Après quoi, il a colonisé une grande partie du bassin méditerranéen. Le moulin à vent provençal est composé d'une tour solidement maçonnée de 5 à 6 m de hauteur constituée d'un mur d'un mètre d'épaisseur. Il est coiffé d'une chapelle en bois, sorte de toit en forme de chapeau chinois, qui comprend à l'intérieur une partie du mécanisme et à l'extérieur les ailes. Dans les villages autour du golfe de Saint-Tropez, les petits fleuves et ruisseaux côtiers n'ont pas un débit très abondant. Aussi, les moulins à vent y ont trouvé un terroir propice à leur implantation. Chaque commune en possédait plusieurs car ils étaient indispensables pour remplacer les moulins à eau au chômage pendant les longs mois d'été quand les cours d'eau sont à sec. En se promenant on peut apercevoir de nombreuses tours de moulins à vent. Certaines ont été laissées toutes seules, nues, vestiges des temps passés où les ailes tournaient encore, comme à Gassin en descendant Coste-Brigade, dans le camping de Verdagne à la Croix Valmer, ou sur le parking du Pôle de santé : parfois, on les a aménagées ou intégrées à des habitations : à Saint- Tropez, l'hôtel La Pinède a transformé en chambre une tour de moulin au bord du rivage. C'est, paraît-il, la chambre préférée des jeunes mariés ! A la Garde-Freinet, Saint-Tropez, Ramatuelle etc., elles sont devenues des habitations.

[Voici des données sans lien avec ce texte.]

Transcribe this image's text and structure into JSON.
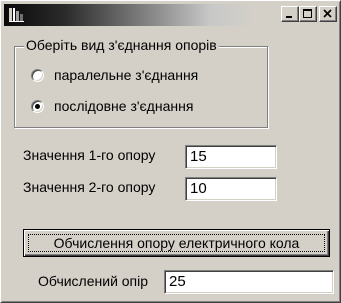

Des communes se sont lancées dans une grande aventure : faire revivre leurs moulins à vent. En 1990, à Grimaud, l'architecte Hubert Lemonier a restauré le moulin à vent de Saint-Roch dont l'implantation est très probablement médiévale. Aujourd'hui ce moulin se dresse fièrement et veille sur le vallon du Pont-des-Fées qui, dans l'écrin d'un paysage exceptionnel et parfaitement protégé, dévoile au promeneur un véritable trésor de petites fleurs, d'arbustes, et d'insectes. A Ramatuelle, une des tours des moulins à vent dit “de Paillas” a été remise en état de fonctionner en 2002. Depuis, ses ailes tournent lors des journées du patrimoine de septembre, lorsque le vent se rend disponible (découvrez la mini vidéo sur la chaîne Youtube Golfe de Saint-Tropez). Le site des moulins de Paillas est un point de vue exceptionnel permettant de voir, d'un côté la plaine et les plages de Pampelonne, de l'autre la baie de Cavalaire et les îles d'Or. Ces moulins participent à différentes fêtes toute l’année et peuvent être visités en s'adressant aux Offices de tourisme.

Juin

  • Bravade des espagnoles (Saint-Tropez)
  • Feux de la Saint-Jean (Grimaud)
  • Fête de la Saint-Jean (Rayol-Canadel-sur-Mer)
  • Fête de la Saint-Jean et la Saint-Pierre (Cavalaire, Sainte-Maxime)
  • Fête de la Saint-Pierre (Saint-Tropez)
  • Fête du moulin Saint-Roch (Grimaud)
  • Journées du patrimoine de pays et des moulins (Ramatuelle)

A vol d'oiseau

Chartreuse de la Verne

40 mn depuis le Golfe Bien qu’elle se situe sur une commune voisine, Collobrières, on ne peut pas aller dans le golfe de Saint-Tropez sans visiter la Chartreuse de la Verne comme on fait un pèlerinage. Déjà à la fin du XIXe siècle, Guy de Maupassant, dans son journal Sur l'eau, évoquait la Chartreuse de la Verne et ses mystères. Fondé vers 1170, ce monastère a été implanté loin de toute habitation, aux limites des diocèses de Toulon et de Fréjus, en plein coeur du massif des Maures. Les chartreux affectionnaient les "déserts", lieux situés loin du monde, propices à la méditation. A pied, par le sentier dit “des moines”, à partir de la Mole, la montée est rude, belle dans les châtaigneraies et le maquis dense : les seuls bruits audibles sont le chant des oiseaux. Par la route, de Cogolin à Collobrières, le voyage est quasi initiatique. Au détour d'un virage, on découvre au loin les ruines de la chartreuse dans la brume automnale, comme posées là dans un océan de verdure. La route est longue et sinueuse, ponctuée de montées et de descentes avant, tout à coup, de se trouver nez à nez avec le portail monumental décoré de serpentinite, marbre vert-bleuté et veiné, extrait des carrières de La Mole. Aller à la Chartreuse de la Verne, c'est découvrir l'authenticité d'un paysage à l’état sauvage : un premier pas vers la méditation, sans doute...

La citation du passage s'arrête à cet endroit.